An Altrui couple talk about their feelings on diary day six of their two week wait. Today: the tears.
Waking up still feeling nauseous. Lovely feeling. I dragged myself into work; unable to disguise my symptoms I sat and obsessed over every pungent smell in the office. It didn’t usually smell so offensive. Opening the fridge was a definite no-no. I walked through to the main building, passed the hydrotherapy pool and the overwhelming smell of chlorine and into the main reception which oddly smelt like a pet shop. I was curious as to why my sense of smell had multiplied. Not curious enough to believe something was going on though.
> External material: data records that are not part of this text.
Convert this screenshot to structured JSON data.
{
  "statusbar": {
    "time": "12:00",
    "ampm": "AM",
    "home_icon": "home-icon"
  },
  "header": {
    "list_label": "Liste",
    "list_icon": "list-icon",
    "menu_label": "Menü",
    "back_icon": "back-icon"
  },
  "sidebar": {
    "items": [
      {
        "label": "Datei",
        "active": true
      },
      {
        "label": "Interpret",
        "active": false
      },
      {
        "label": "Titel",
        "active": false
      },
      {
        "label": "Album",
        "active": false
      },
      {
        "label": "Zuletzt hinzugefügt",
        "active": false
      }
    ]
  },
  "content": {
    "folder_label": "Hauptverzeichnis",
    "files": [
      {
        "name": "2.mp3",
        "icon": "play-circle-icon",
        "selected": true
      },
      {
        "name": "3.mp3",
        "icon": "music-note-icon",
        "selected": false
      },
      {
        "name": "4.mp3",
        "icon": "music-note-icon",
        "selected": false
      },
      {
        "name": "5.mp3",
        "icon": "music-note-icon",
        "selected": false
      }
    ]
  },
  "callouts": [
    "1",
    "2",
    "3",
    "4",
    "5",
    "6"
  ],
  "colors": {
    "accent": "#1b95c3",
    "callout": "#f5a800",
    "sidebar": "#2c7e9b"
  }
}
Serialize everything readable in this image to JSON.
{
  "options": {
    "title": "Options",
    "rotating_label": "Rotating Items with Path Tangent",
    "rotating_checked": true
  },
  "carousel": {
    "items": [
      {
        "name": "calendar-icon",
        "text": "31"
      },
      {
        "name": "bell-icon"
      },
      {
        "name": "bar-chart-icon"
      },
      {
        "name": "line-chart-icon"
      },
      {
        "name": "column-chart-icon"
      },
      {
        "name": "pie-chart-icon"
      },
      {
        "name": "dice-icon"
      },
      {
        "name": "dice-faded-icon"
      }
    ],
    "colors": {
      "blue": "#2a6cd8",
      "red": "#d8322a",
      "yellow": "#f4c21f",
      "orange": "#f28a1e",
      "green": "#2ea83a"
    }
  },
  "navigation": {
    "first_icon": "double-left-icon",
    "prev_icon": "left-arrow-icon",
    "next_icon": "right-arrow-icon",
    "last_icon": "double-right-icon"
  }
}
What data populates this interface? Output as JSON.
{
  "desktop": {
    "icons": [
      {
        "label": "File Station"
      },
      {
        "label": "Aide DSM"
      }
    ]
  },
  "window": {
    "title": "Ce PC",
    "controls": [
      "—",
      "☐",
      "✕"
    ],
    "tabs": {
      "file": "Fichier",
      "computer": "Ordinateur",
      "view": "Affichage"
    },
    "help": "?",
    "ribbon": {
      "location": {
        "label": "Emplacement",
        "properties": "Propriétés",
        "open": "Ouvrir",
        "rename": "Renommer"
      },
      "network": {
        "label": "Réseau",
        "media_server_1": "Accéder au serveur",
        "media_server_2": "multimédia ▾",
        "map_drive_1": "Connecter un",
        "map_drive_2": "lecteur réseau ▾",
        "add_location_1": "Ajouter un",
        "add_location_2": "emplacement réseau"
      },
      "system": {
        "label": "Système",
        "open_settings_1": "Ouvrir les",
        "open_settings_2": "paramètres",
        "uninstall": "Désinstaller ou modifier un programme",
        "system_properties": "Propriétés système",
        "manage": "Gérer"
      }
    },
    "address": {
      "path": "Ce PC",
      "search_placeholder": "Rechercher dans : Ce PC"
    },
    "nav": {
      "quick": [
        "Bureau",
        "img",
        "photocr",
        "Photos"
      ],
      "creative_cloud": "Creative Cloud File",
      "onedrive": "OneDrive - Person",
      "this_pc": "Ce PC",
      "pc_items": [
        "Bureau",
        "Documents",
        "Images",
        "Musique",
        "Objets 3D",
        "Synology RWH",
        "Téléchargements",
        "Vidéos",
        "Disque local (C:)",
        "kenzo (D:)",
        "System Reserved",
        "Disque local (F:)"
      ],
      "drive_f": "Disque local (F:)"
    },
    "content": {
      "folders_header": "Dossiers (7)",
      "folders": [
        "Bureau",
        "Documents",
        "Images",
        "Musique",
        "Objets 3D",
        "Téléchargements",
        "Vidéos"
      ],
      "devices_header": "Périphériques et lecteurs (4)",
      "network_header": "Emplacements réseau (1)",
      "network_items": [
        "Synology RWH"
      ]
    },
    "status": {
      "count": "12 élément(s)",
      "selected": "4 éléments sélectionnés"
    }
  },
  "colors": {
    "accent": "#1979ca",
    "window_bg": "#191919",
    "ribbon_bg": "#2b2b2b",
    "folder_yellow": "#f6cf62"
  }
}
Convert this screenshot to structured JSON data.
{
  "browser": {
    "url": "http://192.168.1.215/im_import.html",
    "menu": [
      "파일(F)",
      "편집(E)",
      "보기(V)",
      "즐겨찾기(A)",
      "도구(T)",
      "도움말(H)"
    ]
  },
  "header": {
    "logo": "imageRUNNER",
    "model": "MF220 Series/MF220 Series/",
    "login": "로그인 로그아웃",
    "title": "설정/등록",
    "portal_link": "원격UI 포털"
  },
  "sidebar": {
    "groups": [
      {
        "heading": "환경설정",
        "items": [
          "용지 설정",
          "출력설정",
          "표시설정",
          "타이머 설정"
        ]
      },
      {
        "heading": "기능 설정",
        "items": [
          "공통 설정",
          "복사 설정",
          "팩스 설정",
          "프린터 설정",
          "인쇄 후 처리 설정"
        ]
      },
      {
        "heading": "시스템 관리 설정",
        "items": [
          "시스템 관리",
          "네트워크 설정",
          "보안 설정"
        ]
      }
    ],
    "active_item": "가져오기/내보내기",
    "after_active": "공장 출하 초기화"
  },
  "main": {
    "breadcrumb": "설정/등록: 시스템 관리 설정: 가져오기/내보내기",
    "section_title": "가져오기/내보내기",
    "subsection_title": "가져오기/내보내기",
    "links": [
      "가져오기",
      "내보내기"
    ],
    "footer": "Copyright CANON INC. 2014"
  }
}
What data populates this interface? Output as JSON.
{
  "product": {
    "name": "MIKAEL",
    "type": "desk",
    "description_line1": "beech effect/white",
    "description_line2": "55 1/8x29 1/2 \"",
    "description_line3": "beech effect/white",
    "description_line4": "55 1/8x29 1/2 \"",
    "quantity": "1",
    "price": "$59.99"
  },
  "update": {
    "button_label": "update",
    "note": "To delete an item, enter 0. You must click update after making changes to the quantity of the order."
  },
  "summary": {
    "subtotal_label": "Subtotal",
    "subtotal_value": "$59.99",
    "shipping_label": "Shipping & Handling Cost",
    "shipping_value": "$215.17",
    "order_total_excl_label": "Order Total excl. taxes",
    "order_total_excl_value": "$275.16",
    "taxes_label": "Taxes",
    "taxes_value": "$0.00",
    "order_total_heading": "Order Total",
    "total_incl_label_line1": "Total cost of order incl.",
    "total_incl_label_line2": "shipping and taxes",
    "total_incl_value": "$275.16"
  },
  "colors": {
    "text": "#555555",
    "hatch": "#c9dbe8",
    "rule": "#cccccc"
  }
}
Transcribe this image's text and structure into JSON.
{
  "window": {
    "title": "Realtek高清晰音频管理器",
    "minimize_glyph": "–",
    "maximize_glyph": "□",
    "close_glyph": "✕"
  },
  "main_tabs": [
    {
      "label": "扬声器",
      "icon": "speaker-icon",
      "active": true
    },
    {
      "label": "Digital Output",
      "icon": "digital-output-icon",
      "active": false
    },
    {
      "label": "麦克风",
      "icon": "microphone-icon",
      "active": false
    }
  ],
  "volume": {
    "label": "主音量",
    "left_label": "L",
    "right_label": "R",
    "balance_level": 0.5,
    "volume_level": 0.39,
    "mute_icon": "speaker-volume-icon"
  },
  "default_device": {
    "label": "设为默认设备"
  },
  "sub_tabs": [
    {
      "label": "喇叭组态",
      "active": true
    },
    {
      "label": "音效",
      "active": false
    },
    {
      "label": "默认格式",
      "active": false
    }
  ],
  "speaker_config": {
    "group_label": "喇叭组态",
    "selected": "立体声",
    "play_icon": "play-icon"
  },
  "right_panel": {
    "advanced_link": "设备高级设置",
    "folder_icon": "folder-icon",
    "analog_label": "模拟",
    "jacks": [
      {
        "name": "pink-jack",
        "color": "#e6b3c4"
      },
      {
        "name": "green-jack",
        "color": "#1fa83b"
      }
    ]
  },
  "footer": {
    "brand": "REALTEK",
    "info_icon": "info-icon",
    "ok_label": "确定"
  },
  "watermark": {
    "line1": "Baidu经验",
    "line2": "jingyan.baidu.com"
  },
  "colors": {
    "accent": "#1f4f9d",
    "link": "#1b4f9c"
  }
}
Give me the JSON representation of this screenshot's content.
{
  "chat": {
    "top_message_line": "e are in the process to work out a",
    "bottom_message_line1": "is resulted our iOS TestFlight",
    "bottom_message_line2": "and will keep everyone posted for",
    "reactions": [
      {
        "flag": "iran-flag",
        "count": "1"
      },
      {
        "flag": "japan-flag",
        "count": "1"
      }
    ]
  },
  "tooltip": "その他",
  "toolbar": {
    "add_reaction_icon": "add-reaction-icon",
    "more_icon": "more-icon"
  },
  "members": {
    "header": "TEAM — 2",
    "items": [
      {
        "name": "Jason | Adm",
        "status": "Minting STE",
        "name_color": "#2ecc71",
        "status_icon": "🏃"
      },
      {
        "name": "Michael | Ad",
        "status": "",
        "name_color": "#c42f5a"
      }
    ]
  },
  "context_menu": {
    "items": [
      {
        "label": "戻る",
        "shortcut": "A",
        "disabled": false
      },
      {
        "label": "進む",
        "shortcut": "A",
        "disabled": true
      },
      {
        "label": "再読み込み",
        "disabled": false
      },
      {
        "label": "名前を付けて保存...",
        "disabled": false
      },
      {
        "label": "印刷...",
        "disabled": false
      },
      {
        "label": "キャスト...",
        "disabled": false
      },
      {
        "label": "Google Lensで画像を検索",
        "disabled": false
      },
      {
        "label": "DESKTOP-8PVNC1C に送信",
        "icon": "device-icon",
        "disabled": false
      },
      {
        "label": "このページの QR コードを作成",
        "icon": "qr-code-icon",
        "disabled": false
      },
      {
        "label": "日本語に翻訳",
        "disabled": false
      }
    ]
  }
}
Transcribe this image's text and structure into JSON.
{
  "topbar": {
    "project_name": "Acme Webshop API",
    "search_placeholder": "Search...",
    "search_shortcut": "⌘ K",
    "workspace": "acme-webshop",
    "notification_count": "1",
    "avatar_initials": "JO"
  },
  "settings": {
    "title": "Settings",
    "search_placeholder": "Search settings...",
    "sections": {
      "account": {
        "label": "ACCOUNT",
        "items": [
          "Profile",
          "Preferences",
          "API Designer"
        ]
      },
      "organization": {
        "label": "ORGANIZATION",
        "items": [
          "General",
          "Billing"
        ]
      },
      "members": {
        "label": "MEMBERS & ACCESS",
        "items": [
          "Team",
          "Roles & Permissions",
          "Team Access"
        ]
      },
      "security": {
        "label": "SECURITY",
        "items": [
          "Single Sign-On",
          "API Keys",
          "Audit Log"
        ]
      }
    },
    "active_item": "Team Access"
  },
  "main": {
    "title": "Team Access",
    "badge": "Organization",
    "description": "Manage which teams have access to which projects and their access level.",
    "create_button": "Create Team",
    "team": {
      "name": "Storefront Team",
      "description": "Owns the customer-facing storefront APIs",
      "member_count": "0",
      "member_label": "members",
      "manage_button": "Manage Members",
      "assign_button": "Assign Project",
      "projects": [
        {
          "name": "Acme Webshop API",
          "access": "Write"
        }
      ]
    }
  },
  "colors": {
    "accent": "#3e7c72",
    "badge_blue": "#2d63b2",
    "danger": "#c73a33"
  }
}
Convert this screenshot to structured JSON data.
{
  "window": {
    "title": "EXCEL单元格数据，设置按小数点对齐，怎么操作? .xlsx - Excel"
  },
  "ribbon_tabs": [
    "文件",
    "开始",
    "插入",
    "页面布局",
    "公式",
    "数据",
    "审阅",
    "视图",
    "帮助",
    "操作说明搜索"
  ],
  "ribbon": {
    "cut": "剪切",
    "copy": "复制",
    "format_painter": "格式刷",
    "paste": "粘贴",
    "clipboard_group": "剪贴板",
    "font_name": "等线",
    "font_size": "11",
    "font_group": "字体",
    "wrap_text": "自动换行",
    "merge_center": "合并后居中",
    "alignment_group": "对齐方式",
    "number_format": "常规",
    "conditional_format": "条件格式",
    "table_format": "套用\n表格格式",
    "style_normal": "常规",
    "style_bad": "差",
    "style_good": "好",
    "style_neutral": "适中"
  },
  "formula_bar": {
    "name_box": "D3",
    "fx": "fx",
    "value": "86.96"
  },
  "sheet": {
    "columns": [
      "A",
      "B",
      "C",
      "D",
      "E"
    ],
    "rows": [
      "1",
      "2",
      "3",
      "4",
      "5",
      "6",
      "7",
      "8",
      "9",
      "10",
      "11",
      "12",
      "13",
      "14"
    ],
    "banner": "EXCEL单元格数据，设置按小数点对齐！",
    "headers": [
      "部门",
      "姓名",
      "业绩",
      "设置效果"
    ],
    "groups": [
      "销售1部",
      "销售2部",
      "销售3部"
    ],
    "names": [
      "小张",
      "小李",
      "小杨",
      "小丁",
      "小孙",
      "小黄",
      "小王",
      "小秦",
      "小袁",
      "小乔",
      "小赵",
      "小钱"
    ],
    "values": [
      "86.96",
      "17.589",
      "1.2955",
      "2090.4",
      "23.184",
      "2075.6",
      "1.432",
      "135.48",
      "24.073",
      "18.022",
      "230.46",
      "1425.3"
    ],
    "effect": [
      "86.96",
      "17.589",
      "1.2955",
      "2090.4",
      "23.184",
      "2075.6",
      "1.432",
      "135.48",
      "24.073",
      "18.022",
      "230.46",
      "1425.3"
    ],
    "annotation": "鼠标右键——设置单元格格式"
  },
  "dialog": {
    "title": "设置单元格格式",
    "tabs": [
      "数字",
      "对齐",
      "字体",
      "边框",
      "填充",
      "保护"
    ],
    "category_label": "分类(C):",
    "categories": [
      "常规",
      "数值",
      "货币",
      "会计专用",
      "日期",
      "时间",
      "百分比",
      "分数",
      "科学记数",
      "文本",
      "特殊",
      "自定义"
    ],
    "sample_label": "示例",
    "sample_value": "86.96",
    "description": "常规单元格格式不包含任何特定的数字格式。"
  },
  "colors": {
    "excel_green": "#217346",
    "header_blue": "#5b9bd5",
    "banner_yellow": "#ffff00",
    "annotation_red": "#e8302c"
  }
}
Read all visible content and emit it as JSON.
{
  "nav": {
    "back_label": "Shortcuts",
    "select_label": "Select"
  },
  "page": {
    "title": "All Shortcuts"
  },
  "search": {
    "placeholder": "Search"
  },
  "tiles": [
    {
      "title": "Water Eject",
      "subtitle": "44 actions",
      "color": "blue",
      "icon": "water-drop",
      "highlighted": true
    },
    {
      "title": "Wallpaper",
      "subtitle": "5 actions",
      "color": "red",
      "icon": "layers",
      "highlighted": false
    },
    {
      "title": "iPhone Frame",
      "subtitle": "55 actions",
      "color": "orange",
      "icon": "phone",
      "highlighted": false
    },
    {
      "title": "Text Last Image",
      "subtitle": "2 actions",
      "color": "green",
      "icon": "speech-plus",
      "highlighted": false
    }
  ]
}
It was acupuncture night tonight. My little piece of heaven in my topsy-turvey world. I explained to my therapist that I had been experiencing some nausea so he attempted to combat this throughout the session. After my treatment was over, I still had some residual nausea. However, by the time that I reached home, I was hungry and able to eat without gagging. Had my acupuncture therapist vanished away my nausea that I was secretly enjoying? Or was it coincidence?
Whilst preparing dinner with my husband, I started crying. I sobbed for the first time since embryo transfer. I just wanted to find out NOW. We had waited so patiently surely we deserved to find out. But once again, not wanting to break the rules; we refrained from taking the test. I dried my tears and tucked into a yummy dinner.